The woods in upstate New York are warm. Beneath the oaks and beeches the shade is green and the air is sluggishly concentrated, reduced to a syrup. A halo of solicitous bugs escorts us as we walk. Perspiration glues my backpack to my skin.
My husband and I are here to hunt chanterelles, summer’s fabled edible mushroom. It has been a year since we found a fruiting of the russet-colored fungi in this forest. Their color earns them the charming name of ‘little foxes’ in Russia, and that is how I like to think of them.
The season has been disconcertingly dry, but two days before, back in Brooklyn, I tracked weather radar and watched amorphous red and orange masses lurch over these woods. Reason for optimism.
In the leaf litter we notice ghost pipes, pale markers of the season. Despite their elfin pallor they are plants, not mushrooms, dependent on an intricate mycorrhizal web of trees and fungi. They bloom in response to rain. Austere pipsissewa flowers grace the deep shade. Masses of bear cone, another parasitic plant lacking chlorophyll and looking weirdly fungal, crowd a slope. Nestled beside one devastated clump is fresh bear scat. A fly buzzes.
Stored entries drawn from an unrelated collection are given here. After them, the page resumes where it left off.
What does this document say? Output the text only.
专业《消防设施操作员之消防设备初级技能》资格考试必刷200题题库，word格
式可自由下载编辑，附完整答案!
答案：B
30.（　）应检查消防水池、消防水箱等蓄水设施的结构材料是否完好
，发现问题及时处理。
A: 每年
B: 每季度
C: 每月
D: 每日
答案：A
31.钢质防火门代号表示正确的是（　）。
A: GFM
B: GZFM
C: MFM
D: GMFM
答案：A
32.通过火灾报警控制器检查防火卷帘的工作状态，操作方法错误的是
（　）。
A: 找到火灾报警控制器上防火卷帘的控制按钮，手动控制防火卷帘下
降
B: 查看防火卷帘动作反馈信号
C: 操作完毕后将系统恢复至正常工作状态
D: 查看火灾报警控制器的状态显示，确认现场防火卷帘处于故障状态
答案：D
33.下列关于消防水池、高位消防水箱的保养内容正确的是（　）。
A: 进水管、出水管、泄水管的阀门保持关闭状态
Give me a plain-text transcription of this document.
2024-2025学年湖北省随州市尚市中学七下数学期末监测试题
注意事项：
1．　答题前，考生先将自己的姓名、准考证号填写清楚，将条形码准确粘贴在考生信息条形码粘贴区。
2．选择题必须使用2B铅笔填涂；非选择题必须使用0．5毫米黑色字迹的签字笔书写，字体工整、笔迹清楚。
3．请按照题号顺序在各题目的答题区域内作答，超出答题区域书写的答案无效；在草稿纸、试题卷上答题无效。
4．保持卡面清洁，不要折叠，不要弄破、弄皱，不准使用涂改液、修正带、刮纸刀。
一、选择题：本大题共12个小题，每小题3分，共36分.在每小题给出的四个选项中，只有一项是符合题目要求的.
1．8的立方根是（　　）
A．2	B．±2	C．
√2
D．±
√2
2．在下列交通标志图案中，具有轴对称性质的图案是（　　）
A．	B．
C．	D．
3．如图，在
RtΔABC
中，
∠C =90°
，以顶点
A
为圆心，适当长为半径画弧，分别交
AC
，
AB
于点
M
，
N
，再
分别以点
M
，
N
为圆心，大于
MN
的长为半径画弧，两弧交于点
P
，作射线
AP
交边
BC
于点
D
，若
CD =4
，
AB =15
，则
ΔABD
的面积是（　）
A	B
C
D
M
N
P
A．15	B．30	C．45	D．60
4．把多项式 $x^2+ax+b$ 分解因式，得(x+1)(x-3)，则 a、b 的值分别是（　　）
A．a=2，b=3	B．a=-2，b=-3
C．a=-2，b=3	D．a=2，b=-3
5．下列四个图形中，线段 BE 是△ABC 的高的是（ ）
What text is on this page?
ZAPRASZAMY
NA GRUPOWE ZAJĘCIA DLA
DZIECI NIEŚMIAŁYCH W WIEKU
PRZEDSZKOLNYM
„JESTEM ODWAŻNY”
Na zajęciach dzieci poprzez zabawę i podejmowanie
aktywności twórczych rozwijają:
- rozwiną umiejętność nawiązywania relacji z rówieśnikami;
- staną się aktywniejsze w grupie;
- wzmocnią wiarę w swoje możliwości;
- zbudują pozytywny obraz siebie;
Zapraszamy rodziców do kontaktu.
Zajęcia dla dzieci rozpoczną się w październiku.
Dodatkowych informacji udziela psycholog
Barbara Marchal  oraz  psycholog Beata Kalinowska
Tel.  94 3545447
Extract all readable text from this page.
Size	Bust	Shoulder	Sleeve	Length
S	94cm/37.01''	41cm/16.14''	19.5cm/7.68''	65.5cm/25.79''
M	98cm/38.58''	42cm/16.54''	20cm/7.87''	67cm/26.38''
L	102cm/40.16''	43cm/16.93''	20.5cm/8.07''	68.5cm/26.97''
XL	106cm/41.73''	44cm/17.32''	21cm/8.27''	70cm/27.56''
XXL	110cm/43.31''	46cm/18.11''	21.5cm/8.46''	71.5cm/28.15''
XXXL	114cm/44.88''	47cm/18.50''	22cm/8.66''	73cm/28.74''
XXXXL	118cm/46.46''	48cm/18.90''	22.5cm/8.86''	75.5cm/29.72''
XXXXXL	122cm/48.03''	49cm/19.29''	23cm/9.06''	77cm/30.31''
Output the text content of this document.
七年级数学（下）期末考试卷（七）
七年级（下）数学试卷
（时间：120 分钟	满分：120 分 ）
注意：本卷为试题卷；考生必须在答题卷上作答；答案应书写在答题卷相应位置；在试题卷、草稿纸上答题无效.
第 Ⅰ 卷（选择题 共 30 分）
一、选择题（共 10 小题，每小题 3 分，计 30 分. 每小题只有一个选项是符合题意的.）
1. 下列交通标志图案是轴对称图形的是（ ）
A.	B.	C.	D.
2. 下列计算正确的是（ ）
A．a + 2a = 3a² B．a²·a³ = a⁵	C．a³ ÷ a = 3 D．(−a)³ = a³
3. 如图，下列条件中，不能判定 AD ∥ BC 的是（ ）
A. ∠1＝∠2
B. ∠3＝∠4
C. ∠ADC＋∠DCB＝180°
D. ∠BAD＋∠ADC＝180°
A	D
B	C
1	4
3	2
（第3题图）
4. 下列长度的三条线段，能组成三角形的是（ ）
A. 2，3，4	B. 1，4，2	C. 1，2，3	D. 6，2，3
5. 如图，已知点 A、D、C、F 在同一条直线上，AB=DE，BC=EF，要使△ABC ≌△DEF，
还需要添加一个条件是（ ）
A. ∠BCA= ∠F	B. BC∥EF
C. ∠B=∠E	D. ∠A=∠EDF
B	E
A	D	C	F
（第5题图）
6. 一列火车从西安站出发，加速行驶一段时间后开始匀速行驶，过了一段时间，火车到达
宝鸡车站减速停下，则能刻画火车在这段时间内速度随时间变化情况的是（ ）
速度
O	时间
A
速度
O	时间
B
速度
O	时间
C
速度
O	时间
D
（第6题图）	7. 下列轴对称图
Leaving the path, Vincent, my husband, crunches across leaf litter and dry twigs. He skirts colonies of fern and follows his French nose. He grew up hunting chanterelles, “girolles” in Provence. He is out of sight (and I am thinking hard about bears) when I hear him whistle. I bushwhack toward him, avoiding invasive barberry shrubs (ticks like to shelter on them). He is smiling.
At his feet chanterelles push out of the duff, bright against brown. Their sunny undersides are velvety. Other chanterelle species have false gills, with distinct edges. These are smooth chanterelles, vividly aromatic, and firm-textured (their flavor is mild). Our eyes recalibrate and we spot more little foxes under ferns. We stay for an hour, searching slowly and squatting again and again to fill all our blue farmers market boxes. We buzz with mushrooming dopamine.
We picnic beside a familiar stream. Last year’s mossy slope is dry and bereft of the intensely flavored black trumpet mushrooms we found that summer. The stream is low, but the crayfish in the clear pools look happy. Heading back on a different trail crowded by ferns, we realize suddenly that orderly rows of chanterelles are lining the path like lights on a runway. The mushrooms are tracing the invisible roots of their ectomycorrhizal partner, probably an oak. Soon our backup paper bags are full.
We drive home between the leafy walls of the Palisades Parkway, the scent of cooked apricots filling the car, rising from the motherlode of chanterelles on the back seat. It is their famous aroma. The mushroom hunters’ reward.
Identification: For inexperienced mushroomers, beware the poisonous jack o’lantern and other orange look-alikes. Learn the differences.
At Home: Chanterelles keep very well. Store them in paper, never plastic (they will sweat and discolor), in the fridge. Wash just before using them.
These delicious pickles bring out my inner Russian. Serve with viscous vodka. Keep them in the fridge, but if you want shelf life, can them. I use homemade vinegar (spruce and apple), but white wine vinegar works well, with some added sugar.
1.5 pounds chanterelles, trimmed
3 cups white wine vinegar
2 tablespoons sugar
1 tablespoon salt
6 stalks sweet clover (Melilotis alba or M. officinalis—optional)
3 bay leaves
3 sprigs thyme
Fill a bowl with water and salt it generously (this evicts hiding bugs). Add the chanterelles, swirl them around vigorously, and leave for 20 minutes. Drain. If the water was very dirty, repeat. Dry them.
Bring a large pot of water to a boil. Add the mushrooms, cover, and bring to a boil again. Immediately drain them. (This preserves their texture.)
Combine the vinegar, sugar, salt and herbs in a pot. Bring to a simmer. Add the drained mushrooms. Bring to a gentle simmer again and cook for 5 minutes. Turn off the heat. Allow the liquid to cool until tepid. Transfer the mushrooms and pickling liquid to sterilized glass jars. Transfer to the fridge, or can.